There isn’t a damn thing about The Pixies that makes sense. Four unbelievably ordinary people make nightmare music. Black Francis’s primal screams don’t seem to rip from a place of anger, as they did for John Lennon or would for Pixie-worshipping Kurt Cobain. They seem to stem from insanity, though Francis, for all his mercurial behavior, seems relatively sane, even academic, as when he shrieks about the Cinema 101 staple Un Chien Andalou. So are these screams of irony? Maybe mischievousness is closer to the mark, because as the sheer violence and decaying imagery might be the first things about The Pixies that hit you (and I found them really, really off putting at first), their humor becomes apparent soon enough. So do Francis’s pop powers, which transformed Come On Pilgrim and Surfer Rosa from endurance tests into compulsively listenable classics and made Doolittle one of the greatest Rock albums, period.

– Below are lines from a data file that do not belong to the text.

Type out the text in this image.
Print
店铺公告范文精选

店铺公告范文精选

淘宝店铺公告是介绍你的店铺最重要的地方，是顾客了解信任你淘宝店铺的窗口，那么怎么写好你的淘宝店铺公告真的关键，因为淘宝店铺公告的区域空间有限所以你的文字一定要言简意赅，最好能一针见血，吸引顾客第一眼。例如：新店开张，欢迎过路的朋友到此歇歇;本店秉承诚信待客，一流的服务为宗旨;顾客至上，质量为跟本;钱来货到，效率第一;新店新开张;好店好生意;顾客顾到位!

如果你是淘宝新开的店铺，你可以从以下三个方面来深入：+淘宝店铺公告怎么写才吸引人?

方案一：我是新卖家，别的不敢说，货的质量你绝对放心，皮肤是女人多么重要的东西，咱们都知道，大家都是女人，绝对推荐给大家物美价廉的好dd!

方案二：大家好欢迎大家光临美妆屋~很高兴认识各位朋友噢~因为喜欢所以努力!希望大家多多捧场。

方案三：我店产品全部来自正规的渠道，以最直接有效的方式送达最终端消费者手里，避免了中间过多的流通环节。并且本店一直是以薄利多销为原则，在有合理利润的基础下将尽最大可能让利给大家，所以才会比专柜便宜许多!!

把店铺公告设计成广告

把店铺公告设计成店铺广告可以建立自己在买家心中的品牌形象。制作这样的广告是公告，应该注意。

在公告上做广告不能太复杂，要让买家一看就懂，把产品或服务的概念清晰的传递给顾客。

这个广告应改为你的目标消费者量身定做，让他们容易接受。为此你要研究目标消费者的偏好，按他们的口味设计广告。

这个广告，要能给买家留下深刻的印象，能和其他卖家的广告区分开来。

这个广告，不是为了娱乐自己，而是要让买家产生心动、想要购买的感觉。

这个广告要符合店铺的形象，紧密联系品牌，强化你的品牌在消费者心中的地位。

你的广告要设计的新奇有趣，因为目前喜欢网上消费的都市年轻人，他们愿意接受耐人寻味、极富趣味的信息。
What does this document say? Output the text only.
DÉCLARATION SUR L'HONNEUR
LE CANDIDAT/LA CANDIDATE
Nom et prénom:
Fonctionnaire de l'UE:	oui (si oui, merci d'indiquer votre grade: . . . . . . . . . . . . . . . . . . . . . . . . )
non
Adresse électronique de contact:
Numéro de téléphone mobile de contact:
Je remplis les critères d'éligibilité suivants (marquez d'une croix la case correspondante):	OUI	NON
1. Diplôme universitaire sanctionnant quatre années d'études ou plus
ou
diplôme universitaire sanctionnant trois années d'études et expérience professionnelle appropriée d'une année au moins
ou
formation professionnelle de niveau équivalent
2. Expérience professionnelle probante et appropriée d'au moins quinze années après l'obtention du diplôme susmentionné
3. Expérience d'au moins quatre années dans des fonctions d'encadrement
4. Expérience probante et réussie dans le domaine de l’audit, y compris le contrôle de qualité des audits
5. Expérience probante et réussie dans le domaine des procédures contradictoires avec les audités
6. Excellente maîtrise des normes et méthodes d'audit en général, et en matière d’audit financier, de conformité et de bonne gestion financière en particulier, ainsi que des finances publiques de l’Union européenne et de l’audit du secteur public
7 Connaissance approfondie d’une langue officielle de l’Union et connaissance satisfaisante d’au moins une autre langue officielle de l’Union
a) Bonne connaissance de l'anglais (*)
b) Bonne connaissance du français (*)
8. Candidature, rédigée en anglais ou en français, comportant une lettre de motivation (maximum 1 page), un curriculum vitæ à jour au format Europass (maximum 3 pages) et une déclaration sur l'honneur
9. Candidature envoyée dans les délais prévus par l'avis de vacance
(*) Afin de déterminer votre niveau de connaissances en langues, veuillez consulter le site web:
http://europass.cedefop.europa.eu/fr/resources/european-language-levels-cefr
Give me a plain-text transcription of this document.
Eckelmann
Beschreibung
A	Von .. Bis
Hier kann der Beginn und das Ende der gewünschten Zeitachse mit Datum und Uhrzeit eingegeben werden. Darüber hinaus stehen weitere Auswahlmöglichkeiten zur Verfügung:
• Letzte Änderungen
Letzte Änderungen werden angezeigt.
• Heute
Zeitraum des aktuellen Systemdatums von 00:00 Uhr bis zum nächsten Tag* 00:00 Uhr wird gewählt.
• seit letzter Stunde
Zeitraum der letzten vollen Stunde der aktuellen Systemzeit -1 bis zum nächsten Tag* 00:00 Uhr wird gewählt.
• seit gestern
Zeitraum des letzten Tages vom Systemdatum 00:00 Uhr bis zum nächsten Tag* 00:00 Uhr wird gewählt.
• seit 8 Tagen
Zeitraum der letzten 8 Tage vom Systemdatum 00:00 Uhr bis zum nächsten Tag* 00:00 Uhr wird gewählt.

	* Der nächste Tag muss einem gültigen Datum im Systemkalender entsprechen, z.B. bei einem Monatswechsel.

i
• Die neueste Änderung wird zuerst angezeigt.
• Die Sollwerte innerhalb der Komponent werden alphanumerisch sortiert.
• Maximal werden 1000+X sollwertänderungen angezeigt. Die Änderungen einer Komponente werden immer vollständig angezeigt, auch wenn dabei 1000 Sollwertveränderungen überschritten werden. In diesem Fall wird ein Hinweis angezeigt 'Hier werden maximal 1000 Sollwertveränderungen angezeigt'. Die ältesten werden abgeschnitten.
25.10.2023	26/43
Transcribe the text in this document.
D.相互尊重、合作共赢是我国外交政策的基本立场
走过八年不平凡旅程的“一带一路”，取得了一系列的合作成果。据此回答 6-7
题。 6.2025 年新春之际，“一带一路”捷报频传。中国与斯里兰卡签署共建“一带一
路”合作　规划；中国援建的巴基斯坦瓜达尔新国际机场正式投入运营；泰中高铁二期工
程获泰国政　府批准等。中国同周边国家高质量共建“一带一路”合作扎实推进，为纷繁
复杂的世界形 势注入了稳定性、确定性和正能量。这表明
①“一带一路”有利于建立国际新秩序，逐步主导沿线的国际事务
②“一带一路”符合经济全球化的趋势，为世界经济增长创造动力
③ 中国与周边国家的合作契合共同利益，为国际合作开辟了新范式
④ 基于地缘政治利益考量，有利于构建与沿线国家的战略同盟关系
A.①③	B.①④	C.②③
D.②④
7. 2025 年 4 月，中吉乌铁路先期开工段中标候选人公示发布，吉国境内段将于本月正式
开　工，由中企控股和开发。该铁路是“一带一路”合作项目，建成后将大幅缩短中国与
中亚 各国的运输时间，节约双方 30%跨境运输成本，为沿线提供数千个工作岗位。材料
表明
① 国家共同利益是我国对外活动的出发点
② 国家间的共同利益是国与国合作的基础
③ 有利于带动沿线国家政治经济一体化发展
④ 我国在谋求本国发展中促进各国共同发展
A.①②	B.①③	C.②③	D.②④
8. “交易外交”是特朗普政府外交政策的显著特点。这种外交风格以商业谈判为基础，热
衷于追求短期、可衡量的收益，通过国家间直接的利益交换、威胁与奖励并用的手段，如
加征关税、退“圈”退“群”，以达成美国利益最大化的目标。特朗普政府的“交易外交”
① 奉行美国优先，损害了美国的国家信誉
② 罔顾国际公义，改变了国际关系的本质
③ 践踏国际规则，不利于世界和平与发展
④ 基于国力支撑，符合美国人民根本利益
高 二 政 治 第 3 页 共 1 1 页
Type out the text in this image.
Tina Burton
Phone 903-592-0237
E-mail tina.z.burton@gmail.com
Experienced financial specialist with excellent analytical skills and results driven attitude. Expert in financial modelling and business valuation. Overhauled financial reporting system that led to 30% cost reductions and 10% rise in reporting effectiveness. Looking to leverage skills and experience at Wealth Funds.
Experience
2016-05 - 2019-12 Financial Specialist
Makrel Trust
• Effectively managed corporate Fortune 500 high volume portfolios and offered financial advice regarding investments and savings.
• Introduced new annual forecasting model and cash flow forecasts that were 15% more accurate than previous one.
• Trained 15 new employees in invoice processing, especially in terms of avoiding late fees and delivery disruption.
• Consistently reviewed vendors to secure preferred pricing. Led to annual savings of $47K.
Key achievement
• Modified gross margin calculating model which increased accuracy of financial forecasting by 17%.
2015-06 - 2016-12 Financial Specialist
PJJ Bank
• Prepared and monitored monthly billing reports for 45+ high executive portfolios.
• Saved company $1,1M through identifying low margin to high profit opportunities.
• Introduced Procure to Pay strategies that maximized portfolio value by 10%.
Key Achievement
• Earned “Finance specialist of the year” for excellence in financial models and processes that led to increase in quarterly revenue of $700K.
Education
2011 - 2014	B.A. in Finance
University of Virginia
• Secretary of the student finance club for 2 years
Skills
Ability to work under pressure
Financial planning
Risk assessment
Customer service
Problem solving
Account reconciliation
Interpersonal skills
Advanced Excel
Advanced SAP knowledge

One incredible song follows another, each in line with The Pixies’ unique arena but dashing from a different edge of the field. “Debaser” is dance club music for drooling nimrods. “Tame” is new wave for the deranged. “Wave of Mutilation” is surf music for cretins who’ve never stepped into the sun. “I Bleed” is a power ballad for the monstrous. “Here Comes Your Man” is Beatle-esque pop for those who think “I know the dirty beard hangs” is a perfectly acceptable pop lyric. Everything that follows is equally fractured and equally fabulous, superball bouncing off the jaws of Biblical anthems (the sublime “Monkey Gone to Heaven”), spaghetti Western soundtracks (“Mr. Grieves”), punk (“Dead”), smarmy lounge lizard rap (“La La Love You”), prog meter-shifting (“No. 13 Baby”), goth moodiness (the extra-sublime “Hey”), and music for riding a mule (“Silver”). Doolittle is Revolver for kids with cracks in their skulls. It’s a tasty treat for coprophagists. It’s abnormal, asymmetrical perfection, the greatest album of 1989 and plenty of other years too.